If a mediator handling a divorce or other family law matter is a therapist but not an attorney, he or she would typically go through the same process as an attorney/mediator in order to reach agreements, but once the agreements are reached, the couple would be referred to an attorney to draft and file all of the necessary legal paperwork, according to the instructions of the mediating couple.
If the mediator is an attorney, he or she could handle both the mediation and the drafting of the paperwork on behalf of the couple. The attorney would then encourage each party to have that paperwork reviewed by consulting attorneys who are retained by each of them prior to signing and submitting it to the mediator to handle the filing. An attorney/mediator can also, during the course of the mediation, discuss the law as it relates to the issues of the divorce and give the couple a framework within which to discuss these issues.
5. What is the sequence of events in mediation?
The first step is for the mediator to meet with the couple and have an introductory session in in which the couple signs a mediation agreement and a fee agreement and has all of their questions about mediation answered. If the mediator is an attorney, the couple would then instruct him or her to draft and file the paperwork necessary to open a divorce case on behalf of the couple. This typically happens near the beginning of the process so that the court’s jurisdictional time requirements begin to run.
Subsequent meetings are held depending on the schedule of the couple and the mediator. They are typically 1 1/2 to 2 1/2 hours in length but may be longer if one party is from out of town or has a difficult schedule. The frequency of the meetings varies, depending upon the couple’s situation. The meetings may be farther apart if it is necessary for the couple to gather information and have appraisals done between sessions. The number of meetings usually depends upon the complexity of the couple’s estate and the difficulty of reaching agreements. If the couple has children, for example, they need more time with a mediator than a couple without children needs. If the couple owns rental properties or businesses, more time would be needed to discuss these.
Once all matters are discussed and agreements are reached on everything, the final agreement and accompanying paperwork is drafted by the mediator and forwarded to the couple for review and consultation with their attorneys.
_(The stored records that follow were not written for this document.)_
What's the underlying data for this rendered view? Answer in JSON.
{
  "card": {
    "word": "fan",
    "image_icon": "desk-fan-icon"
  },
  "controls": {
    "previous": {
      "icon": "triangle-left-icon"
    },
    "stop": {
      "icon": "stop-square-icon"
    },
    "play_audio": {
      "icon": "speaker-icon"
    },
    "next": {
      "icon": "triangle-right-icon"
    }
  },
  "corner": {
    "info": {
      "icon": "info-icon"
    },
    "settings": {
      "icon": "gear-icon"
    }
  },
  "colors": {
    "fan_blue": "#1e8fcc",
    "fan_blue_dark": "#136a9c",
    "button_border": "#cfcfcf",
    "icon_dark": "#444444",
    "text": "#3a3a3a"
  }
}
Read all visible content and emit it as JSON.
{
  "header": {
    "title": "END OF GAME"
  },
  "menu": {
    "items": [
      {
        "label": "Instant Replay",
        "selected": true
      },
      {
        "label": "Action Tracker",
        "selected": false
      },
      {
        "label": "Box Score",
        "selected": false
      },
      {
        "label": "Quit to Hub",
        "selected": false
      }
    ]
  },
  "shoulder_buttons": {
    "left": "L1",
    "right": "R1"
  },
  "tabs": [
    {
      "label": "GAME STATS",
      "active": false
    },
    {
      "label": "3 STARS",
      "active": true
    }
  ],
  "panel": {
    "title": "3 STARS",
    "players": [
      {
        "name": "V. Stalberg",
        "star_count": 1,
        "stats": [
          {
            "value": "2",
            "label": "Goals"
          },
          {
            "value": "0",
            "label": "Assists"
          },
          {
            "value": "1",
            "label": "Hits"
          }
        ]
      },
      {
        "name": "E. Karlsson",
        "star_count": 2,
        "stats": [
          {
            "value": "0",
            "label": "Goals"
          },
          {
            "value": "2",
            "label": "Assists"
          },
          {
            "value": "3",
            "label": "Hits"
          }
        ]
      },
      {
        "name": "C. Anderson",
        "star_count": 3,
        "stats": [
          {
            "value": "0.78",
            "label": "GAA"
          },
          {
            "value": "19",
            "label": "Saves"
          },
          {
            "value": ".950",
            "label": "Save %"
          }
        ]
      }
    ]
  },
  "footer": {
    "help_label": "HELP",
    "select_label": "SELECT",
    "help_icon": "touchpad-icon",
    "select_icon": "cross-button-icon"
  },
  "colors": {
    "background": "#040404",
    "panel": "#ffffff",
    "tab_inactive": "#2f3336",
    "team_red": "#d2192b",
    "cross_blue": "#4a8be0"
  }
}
The final step is for this paperwork to be filed with the court.
6. How long will it take to finish the mediation?
It takes every couple a different period of time to complete divorce mediation. It depends in part on the number of issues the couple has to discuss and on the complexity of their estate. But it also depends upon a number of other factors. These could include difficulty in dealing with the emotional aspects of divorce, trial periods for child-sharing schedules, and the desire to wait until a large asset is sold prior to making a final decision on division of other assets. The length of a divorce mediation process could range from six weeks to 2 to 3 years. The average length of the process in my experience is six months.
7. What happens if my spouse does not follow our agreement?
Once an agreement is reached by a mediating couple and filed with the court, it has the same force and effect as an order made by the court. The court approves the agreement when it is filed and therefore if a problem arises in the future with following the agreement, either party can go to the court and ask for its help in enforcing the agreement. An alternative option would be to return to mediation. Sometimes, an amendment to the agreement, acceptable to both parties, solves the problem.